Поделиться через


Acronyms and Abbreviations

Note

Indexing Service is no longer supported as of Windows XP and is unavailable for use as of Windows 8. Instead, use Windows Search for client side search and Microsoft Search Server Express for server side search.

 

Acronyms and abbreviations merit consideration when you implement a word breaker. In many languages, individual letters of acronyms are separated by periods. Occasionally, words that are not recognized acronyms or abbreviations are abbreviated. For example, "United States of America" may be abbreviated as either "USA" or "U.S.A." Word breakers included with Indexing Service usually identify single-letter words as noise words and treat those words as placeholders during query time.
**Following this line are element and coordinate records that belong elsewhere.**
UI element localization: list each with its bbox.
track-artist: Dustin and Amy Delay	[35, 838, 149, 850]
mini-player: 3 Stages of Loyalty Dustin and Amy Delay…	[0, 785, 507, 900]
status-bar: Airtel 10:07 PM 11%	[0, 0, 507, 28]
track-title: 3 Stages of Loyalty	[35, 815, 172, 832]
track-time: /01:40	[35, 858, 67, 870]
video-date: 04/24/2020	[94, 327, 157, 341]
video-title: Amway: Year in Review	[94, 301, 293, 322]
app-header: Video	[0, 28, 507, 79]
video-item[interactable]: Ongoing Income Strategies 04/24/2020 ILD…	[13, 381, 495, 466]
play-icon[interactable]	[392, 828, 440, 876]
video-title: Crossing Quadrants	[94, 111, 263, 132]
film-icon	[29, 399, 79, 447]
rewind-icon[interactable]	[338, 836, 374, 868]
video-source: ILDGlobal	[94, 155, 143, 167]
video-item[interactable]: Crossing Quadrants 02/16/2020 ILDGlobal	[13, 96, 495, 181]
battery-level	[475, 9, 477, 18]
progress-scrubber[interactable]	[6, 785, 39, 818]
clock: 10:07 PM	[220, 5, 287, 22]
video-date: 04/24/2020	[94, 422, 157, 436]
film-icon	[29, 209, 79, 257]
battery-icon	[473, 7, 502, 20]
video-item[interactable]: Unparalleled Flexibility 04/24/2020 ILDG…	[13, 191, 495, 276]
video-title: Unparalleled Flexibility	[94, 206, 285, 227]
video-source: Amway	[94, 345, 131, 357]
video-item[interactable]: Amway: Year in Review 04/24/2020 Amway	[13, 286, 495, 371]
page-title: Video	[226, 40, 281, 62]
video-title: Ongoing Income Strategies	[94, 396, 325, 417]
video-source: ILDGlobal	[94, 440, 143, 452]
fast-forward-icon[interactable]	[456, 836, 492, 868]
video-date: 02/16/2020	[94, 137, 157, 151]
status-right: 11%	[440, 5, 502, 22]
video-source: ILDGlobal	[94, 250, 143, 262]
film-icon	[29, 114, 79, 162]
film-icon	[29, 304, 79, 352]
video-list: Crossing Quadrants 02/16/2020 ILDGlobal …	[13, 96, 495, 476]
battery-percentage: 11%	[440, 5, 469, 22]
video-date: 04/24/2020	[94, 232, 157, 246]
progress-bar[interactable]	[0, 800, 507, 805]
During query time, a word breaker that is not aware of common acronyms, or that does not recognize abbreviations, converts the abbreviation "U.S.A." into "U," "S," and "A." This decomposition does not provide enough information to match words in the full-text index because all the query terms are noise words. When you create a word breaker, it is recommended that the word breaker remove the periods that separate the letters of acronyms. In the example, "U.S.A." is stored as "USA" and a query term that contains "U.S.A." actually queries for "USA." If a word breaker processes an abbreviation, the period in that abbreviation is not treated as an EOS break. Because of this, a word breaker might not correctly identify an EOS break if the abbreviation is at the end of the sentence.